Pair of Tweets from the # Say the Word Campaign

Broadening our perceptions of who “belongs” improves opportunities for all of us. Clinging tightly to narrower perceptions of what a “mother” does, what “beautiful” looks like, how bodies “should” move through space enforces a limiting hegemony on everyone living in that society. In that more limited world, social systems fail to support as effectively as they ideally would. 
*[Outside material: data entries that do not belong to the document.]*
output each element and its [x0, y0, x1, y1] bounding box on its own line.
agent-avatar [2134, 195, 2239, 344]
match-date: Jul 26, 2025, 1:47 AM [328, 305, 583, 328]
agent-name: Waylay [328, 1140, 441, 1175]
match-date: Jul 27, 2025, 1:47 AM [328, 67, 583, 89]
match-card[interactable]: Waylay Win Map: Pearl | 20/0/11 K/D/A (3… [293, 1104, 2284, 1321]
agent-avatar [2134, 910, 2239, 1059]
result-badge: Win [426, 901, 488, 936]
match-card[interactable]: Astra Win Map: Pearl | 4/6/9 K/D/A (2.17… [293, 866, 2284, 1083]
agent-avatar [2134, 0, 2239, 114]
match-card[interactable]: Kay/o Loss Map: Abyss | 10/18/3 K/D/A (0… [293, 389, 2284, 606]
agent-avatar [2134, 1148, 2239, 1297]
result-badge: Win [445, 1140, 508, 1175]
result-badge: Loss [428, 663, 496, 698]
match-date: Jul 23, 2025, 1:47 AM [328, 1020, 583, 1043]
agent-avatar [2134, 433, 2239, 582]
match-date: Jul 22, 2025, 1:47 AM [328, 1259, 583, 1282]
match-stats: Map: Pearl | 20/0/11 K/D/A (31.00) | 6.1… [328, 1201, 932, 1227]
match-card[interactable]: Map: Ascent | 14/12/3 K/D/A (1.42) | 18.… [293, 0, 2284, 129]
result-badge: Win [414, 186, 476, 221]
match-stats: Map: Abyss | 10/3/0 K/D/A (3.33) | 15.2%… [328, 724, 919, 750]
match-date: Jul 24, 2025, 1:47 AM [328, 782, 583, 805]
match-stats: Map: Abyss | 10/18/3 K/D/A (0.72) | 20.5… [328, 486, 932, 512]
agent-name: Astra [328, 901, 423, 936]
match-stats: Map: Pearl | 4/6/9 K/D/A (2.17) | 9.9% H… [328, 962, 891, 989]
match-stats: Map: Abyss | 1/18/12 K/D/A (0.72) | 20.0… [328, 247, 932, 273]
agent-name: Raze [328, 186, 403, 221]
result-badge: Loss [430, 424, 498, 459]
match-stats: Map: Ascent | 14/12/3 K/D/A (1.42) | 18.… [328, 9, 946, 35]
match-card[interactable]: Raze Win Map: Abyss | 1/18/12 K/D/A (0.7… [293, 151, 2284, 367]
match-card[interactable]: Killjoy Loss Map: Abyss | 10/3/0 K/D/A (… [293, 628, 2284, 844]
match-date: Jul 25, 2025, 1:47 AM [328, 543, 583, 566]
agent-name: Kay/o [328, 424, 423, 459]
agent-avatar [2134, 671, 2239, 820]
To close with girls’ education, as Lisa Damour argues in a recent NY Times article, “We need to ask: What if school is a confidence factory for our sons, but only a competence factory for our daughters?” When girls are trained in behaviors that are rewarded in school but not rewarded in the work place and boys have a radically different experience, it’s not surprising that little to no progress has been made in addressing the wage gap. Untangling these disparities is complex, as a recent time use study demonstrates. The researchers found that “Our analysis suggests that the difference in promotion rates between men and women in this company was due not to their behavior but to how they were treated. […] Our data implies that gender differences may lie not in how women act but in how people perceive their actions.” A closely-related cause is the recent significant increase in the “returns to working long, inflexible hours.” 

When perception shapes (re)presentation shapes reality, I choose to focus on (re)presentation because, positioned as it is in the middle of this equation, its influence backwards and forwards ultimately holds the most concentrated power to drive the real social change that serves us all.